Obama makes expected immigration-amnesty move

And John Derbyshire, sly conservative, rips it:
Hoo boy, I've got a big fat juicy target here. Barack Obama delivered a speech on immigration. My mouth was watering.
The president did not disappoint. Every weary old cliché of the open-borders lobbyists was in that speech. "Nation of immigrants"? Check. "Seeking a better life"? Check. "Broken system"? Check. "Impossible to deport 11 million people"? Check. "Breaking up families"? Check. "They must get in line"? Check. "E pluribus unum"? Check. "Statue of Liberty"? Check. "Emma Lazarus"? Check. This speech was a cliché-o-rama.

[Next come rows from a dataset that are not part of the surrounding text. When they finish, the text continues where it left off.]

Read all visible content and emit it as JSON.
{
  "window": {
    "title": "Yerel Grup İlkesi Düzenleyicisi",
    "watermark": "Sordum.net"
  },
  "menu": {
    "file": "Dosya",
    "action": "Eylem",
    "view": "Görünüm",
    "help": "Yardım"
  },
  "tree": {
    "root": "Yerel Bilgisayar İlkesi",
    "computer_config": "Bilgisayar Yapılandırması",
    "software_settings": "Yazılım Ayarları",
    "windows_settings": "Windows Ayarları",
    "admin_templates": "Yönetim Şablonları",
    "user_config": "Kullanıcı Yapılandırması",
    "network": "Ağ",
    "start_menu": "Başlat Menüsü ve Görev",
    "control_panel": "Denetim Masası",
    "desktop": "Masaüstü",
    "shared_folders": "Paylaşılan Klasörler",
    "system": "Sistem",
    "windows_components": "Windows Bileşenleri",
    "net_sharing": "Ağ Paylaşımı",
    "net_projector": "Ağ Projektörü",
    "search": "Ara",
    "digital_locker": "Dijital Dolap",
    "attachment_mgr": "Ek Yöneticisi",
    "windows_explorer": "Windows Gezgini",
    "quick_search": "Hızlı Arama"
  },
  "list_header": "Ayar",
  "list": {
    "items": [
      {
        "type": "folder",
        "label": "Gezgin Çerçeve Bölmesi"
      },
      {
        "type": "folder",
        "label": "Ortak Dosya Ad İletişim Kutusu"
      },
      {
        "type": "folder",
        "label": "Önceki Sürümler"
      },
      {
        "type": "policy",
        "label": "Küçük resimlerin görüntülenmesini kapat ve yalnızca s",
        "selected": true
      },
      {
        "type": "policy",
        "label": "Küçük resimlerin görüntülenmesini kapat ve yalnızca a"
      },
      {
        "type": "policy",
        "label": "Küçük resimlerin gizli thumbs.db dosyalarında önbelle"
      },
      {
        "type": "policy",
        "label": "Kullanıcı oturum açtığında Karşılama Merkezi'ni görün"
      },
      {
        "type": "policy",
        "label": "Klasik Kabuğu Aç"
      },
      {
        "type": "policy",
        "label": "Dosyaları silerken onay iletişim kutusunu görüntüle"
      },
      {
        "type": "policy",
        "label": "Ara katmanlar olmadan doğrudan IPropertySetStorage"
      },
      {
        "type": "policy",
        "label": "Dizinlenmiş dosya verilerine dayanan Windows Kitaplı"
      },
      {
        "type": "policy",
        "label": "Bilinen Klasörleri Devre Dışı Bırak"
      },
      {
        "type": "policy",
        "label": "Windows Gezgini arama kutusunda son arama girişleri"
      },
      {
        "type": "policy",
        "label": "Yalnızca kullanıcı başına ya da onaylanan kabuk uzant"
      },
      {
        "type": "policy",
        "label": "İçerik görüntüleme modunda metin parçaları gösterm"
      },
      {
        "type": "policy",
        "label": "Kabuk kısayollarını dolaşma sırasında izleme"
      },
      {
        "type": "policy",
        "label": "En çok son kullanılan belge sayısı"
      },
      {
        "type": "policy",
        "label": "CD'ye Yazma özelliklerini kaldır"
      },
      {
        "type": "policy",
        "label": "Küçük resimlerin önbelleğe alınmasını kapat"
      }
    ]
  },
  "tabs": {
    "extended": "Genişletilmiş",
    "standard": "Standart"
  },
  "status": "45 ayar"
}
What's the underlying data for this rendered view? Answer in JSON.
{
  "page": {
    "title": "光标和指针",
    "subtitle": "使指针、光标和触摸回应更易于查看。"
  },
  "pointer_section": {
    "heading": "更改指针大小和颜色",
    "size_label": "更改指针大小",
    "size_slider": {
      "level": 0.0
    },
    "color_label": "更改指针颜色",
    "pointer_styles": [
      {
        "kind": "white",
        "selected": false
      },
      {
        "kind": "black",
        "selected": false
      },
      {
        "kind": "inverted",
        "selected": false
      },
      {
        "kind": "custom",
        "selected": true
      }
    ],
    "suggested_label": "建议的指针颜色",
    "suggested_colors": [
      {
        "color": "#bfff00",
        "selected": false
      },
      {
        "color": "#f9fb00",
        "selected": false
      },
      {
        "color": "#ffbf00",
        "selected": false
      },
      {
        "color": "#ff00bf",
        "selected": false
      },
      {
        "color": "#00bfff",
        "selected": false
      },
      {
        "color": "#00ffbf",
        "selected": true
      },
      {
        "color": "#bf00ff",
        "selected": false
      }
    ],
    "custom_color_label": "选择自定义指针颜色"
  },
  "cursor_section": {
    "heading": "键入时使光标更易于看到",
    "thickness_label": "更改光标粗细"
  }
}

Derbyshire is a mathematician, an immigrant himself from America's mother country, and thoroughly entertaining guy. Don't nearly agree with him on everything but always enjoy his take on things. I read the transcript of his weekly radio program here, though you can also listen to a rebroadcast.
The longer Obama runs, the less confidence I feel in his judgment. If there's a move that will anger almost everyone but the cheap-labor Rs and the racialist pressure groups, it's a move to hand out amnesty to illegal aliens present in the country now, and as far as most people are concerned, if the illegals are still here when the dust clears, there has been an amnesty. Why don't we find out if we can deport 12 million people before we just declare it impossible?